The cover features the grand prize winner, a photo by Rob Palmer. Wow! Gosh! Outstanding! And whatever other superlative you care to use.

I'm sure I'm not the first to see it and think of Walt Whitman and his famous poem "The Dalliance of the Eagles." Dalliance means "amorous play," and please note like the extended play of eagles, the poem is one long extended sentence, a sort of word play, if you will...

Skirting the river road, (my forenoon walk, my rest,)

Skyward in air a sudden muffled sound, the dalliance of the eagles,

The rushing amorous contact high in space together,

The clinching interlocking claws, a living, fierce, gyrating wheel,

Four beating wings, two beaks, a swirling mass tight grappling,

In tumbling turning clustering loops, straight downward falling

Till o'er the river pois'd, the twain yet one, a moment's lull,

A motionless still balance in the air, then parting, talons loosing,

Upward again on slow-firm pinions slanting,
their separate diverse flight,

She hers, he his, pursuing.

Saturday, July 3, 2010


If flowers are a plant's sex parts, and my botany textbook says it's so, then bee balm has evolved to be in-you-face flamboyant. Notice me! Surrender! It's the Lady GaGa (please pardon the pop culture reference) of the angiosperm world. If I were a bee, a wasp, a fly, or God forbid, even an earwig, it would be easy for me to become so balmed.

This particular bee balm was growing along the Clingman's Dome Road in the Great Smokies.

Friday, July 2, 2010

sunny fields

Cindy Spangler e-mailed me. She wondered: were the fields of sunflowers blooming at Forks of the River Wildlife Management Area?
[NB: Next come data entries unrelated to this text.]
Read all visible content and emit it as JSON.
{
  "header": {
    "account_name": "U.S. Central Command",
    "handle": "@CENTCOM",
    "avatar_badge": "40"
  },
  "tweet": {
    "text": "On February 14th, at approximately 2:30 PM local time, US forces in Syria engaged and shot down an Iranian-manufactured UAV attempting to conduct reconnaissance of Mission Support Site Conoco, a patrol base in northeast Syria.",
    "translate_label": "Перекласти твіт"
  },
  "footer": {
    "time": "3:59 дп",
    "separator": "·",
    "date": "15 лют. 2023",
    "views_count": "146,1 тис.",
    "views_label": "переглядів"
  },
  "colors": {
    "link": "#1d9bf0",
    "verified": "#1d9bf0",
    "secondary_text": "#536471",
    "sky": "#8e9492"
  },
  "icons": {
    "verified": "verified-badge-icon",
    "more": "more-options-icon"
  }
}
And, yes indeed, they are. TWRA didn't seem to plant as many fields as they have in the past. But the one beside the Will Skelton Greenway at mile marker 2.75 is just beginning to reach full flower.
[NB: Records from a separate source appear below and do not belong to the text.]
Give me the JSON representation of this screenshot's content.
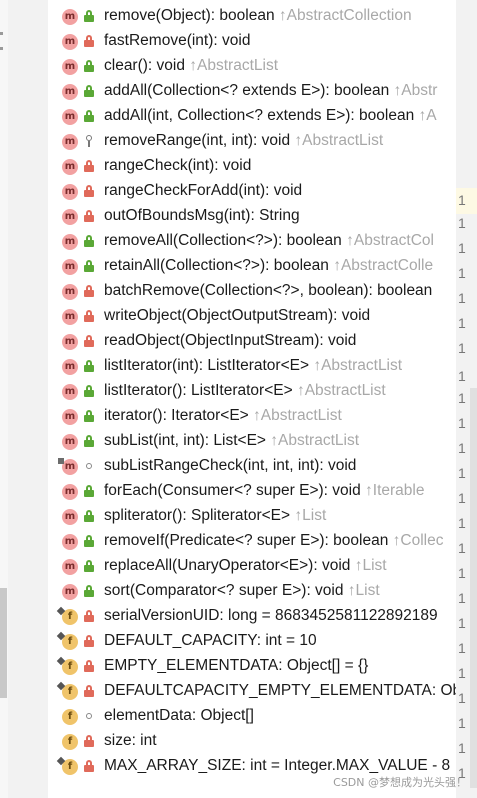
{
  "members": [
    {
      "kind": "m",
      "overlay": "",
      "vis": "pub",
      "sig": "remove(Object): boolean",
      "from": "↑AbstractCollection"
    },
    {
      "kind": "m",
      "overlay": "",
      "vis": "priv",
      "sig": "fastRemove(int): void",
      "from": ""
    },
    {
      "kind": "m",
      "overlay": "",
      "vis": "pub",
      "sig": "clear(): void",
      "from": "↑AbstractList"
    },
    {
      "kind": "m",
      "overlay": "",
      "vis": "pub",
      "sig": "addAll(Collection<? extends E>): boolean",
      "from": "↑Abstr"
    },
    {
      "kind": "m",
      "overlay": "",
      "vis": "pub",
      "sig": "addAll(int, Collection<? extends E>): boolean",
      "from": "↑A"
    },
    {
      "kind": "m",
      "overlay": "",
      "vis": "prot",
      "sig": "removeRange(int, int): void",
      "from": "↑AbstractList"
    },
    {
      "kind": "m",
      "overlay": "",
      "vis": "priv",
      "sig": "rangeCheck(int): void",
      "from": ""
    },
    {
      "kind": "m",
      "overlay": "",
      "vis": "priv",
      "sig": "rangeCheckForAdd(int): void",
      "from": ""
    },
    {
      "kind": "m",
      "overlay": "",
      "vis": "priv",
      "sig": "outOfBoundsMsg(int): String",
      "from": ""
    },
    {
      "kind": "m",
      "overlay": "",
      "vis": "pub",
      "sig": "removeAll(Collection<?>): boolean",
      "from": "↑AbstractCol"
    },
    {
      "kind": "m",
      "overlay": "",
      "vis": "pub",
      "sig": "retainAll(Collection<?>): boolean",
      "from": "↑AbstractColle"
    },
    {
      "kind": "m",
      "overlay": "",
      "vis": "priv",
      "sig": "batchRemove(Collection<?>, boolean): boolean",
      "from": ""
    },
    {
      "kind": "m",
      "overlay": "",
      "vis": "priv",
      "sig": "writeObject(ObjectOutputStream): void",
      "from": ""
    },
    {
      "kind": "m",
      "overlay": "",
      "vis": "priv",
      "sig": "readObject(ObjectInputStream): void",
      "from": ""
    },
    {
      "kind": "m",
      "overlay": "",
      "vis": "pub",
      "sig": "listIterator(int): ListIterator<E>",
      "from": "↑AbstractList"
    },
    {
      "kind": "m",
      "overlay": "",
      "vis": "pub",
      "sig": "listIterator(): ListIterator<E>",
      "from": "↑AbstractList"
    },
    {
      "kind": "m",
      "overlay": "",
      "vis": "pub",
      "sig": "iterator(): Iterator<E>",
      "from": "↑AbstractList"
    },
    {
      "kind": "m",
      "overlay": "",
      "vis": "pub",
      "sig": "subList(int, int): List<E>",
      "from": "↑AbstractList"
    },
    {
      "kind": "m",
      "overlay": "stat",
      "vis": "pkg",
      "sig": "subListRangeCheck(int, int, int): void",
      "from": ""
    },
    {
      "kind": "m",
      "overlay": "",
      "vis": "pub",
      "sig": "forEach(Consumer<? super E>): void",
      "from": "↑Iterable"
    },
    {
      "kind": "m",
      "overlay": "",
      "vis": "pub",
      "sig": "spliterator(): Spliterator<E>",
      "from": "↑List"
    },
    {
      "kind": "m",
      "overlay": "",
      "vis": "pub",
      "sig": "removeIf(Predicate<? super E>): boolean",
      "from": "↑Collec"
    },
    {
      "kind": "m",
      "overlay": "",
      "vis": "pub",
      "sig": "replaceAll(UnaryOperator<E>): void",
      "from": "↑List"
    },
    {
      "kind": "m",
      "overlay": "",
      "vis": "pub",
      "sig": "sort(Comparator<? super E>): void",
      "from": "↑List"
    },
    {
      "kind": "f",
      "overlay": "pin",
      "vis": "priv",
      "sig": "serialVersionUID: long = 8683452581122892189",
      "from": ""
    },
    {
      "kind": "f",
      "overlay": "pin",
      "vis": "priv",
      "sig": "DEFAULT_CAPACITY: int = 10",
      "from": ""
    },
    {
      "kind": "f",
      "overlay": "pin",
      "vis": "priv",
      "sig": "EMPTY_ELEMENTDATA: Object[] = {}",
      "from": ""
    },
    {
      "kind": "f",
      "overlay": "pin",
      "vis": "priv",
      "sig": "DEFAULTCAPACITY_EMPTY_ELEMENTDATA: Obje",
      "from": ""
    },
    {
      "kind": "f",
      "overlay": "",
      "vis": "pkg",
      "sig": "elementData: Object[]",
      "from": ""
    },
    {
      "kind": "f",
      "overlay": "",
      "vis": "priv",
      "sig": "size: int",
      "from": ""
    },
    {
      "kind": "f",
      "overlay": "pin",
      "vis": "priv",
      "sig": "MAX_ARRAY_SIZE: int = Integer.MAX_VALUE - 8",
      "from": ""
    }
  ],
  "gutter_text": "1",
  "watermark": "CSDN @梦想成为光头强！"
}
I took the above photo Wednesday after work. I also heard one white-eyed vireo and a lone common yellowthroat, but the two species still singing often and loud were indigo buntings and field sparrows. Perhaps the latter simply enjoyed the sunflowers, and was simply singing an "Ode to Joy."

And who could blame it?

Thursday, July 1, 2010

a goodyera

Shortly after posting about Green Adder's Mouth, I heard from whimmydoddle:

"The dwarf rattlesnake plantain (Goodyera repens) is blooming in Unicoi County. There's a place near my home with a substantial population of this rare species."

Also know as lesser rattlesnake orchis, its Latin name honors English botanist and botanical writer John Goodyer (1592-1664); repens means "to creep." So a rough translation would be "creeping English botanist"?

Thanks, whimmy.

orchid chasers

I recently heard from my friends Bob and Lynne Davis, a.k.a. the orchid chasers.
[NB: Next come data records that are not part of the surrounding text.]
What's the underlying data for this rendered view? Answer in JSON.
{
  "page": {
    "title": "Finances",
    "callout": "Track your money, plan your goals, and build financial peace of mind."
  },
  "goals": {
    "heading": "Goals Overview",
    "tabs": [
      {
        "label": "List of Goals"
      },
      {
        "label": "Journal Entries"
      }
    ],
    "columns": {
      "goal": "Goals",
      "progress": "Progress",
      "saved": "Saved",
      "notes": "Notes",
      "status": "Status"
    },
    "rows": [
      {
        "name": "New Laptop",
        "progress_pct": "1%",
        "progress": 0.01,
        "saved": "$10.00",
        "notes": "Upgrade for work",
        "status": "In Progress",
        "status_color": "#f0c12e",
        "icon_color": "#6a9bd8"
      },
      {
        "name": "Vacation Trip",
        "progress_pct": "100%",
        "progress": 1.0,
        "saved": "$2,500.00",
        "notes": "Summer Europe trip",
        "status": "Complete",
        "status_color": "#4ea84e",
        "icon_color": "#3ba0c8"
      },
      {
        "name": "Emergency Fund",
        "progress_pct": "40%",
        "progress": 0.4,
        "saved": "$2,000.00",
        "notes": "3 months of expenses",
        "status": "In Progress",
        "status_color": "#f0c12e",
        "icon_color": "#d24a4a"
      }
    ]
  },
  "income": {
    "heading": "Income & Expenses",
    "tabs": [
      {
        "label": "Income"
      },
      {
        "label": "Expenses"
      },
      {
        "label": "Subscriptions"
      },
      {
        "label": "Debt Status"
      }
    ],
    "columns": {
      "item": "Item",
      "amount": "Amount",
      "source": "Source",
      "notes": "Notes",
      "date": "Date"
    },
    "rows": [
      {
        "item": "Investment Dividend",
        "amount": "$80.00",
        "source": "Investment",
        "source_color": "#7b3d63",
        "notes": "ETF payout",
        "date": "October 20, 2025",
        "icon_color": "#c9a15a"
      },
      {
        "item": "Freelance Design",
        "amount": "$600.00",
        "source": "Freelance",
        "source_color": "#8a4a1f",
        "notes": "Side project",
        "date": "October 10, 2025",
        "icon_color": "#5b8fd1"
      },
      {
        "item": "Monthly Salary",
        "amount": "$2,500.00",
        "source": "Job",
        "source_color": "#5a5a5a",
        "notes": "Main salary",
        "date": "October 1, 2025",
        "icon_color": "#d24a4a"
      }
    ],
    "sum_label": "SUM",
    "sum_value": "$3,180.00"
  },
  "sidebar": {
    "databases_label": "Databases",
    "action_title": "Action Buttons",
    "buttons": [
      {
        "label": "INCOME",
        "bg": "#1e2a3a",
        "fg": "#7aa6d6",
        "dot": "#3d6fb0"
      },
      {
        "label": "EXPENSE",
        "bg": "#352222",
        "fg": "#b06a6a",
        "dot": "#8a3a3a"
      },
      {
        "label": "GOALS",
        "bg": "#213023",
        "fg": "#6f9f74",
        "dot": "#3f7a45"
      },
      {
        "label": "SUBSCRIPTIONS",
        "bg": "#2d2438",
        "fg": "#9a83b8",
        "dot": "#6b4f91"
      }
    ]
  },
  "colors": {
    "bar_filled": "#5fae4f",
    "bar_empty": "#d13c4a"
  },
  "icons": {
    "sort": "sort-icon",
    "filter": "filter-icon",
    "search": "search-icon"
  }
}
"We went to the Obed Wild and Scenic River's Lilly Bluff Overlook Trail just off TN Hwy 62W and found three specimens of Green Adder's Mouth (malaxis unifolia)! Note: just after the flowers have reached their peak, they turn a pale yellow.

"Also in view were large lady slipper leaves, spotted wintergreen in bloom, checkerberry, rattlesnake plantain some with spikes but no blooms as yet, and a few Indian cucumber roots beneath the mixed forest with hemlocks that seem to be really dropping a lot of needles even though it rained there recently. Must be the adelgids.

"Alas, we did not bring the camera, but one compiler stated you would need a good bit of magnification to really show this flower spike with any detail. We weren't looking for these but were checking to see if the goodyera pubescens [rattlesnake plantain] were blooming yet. This makes one look low to the ground and at the trail edges.

"Lilly Bluff overlooks the intersection of Clear Creek and the Obed River."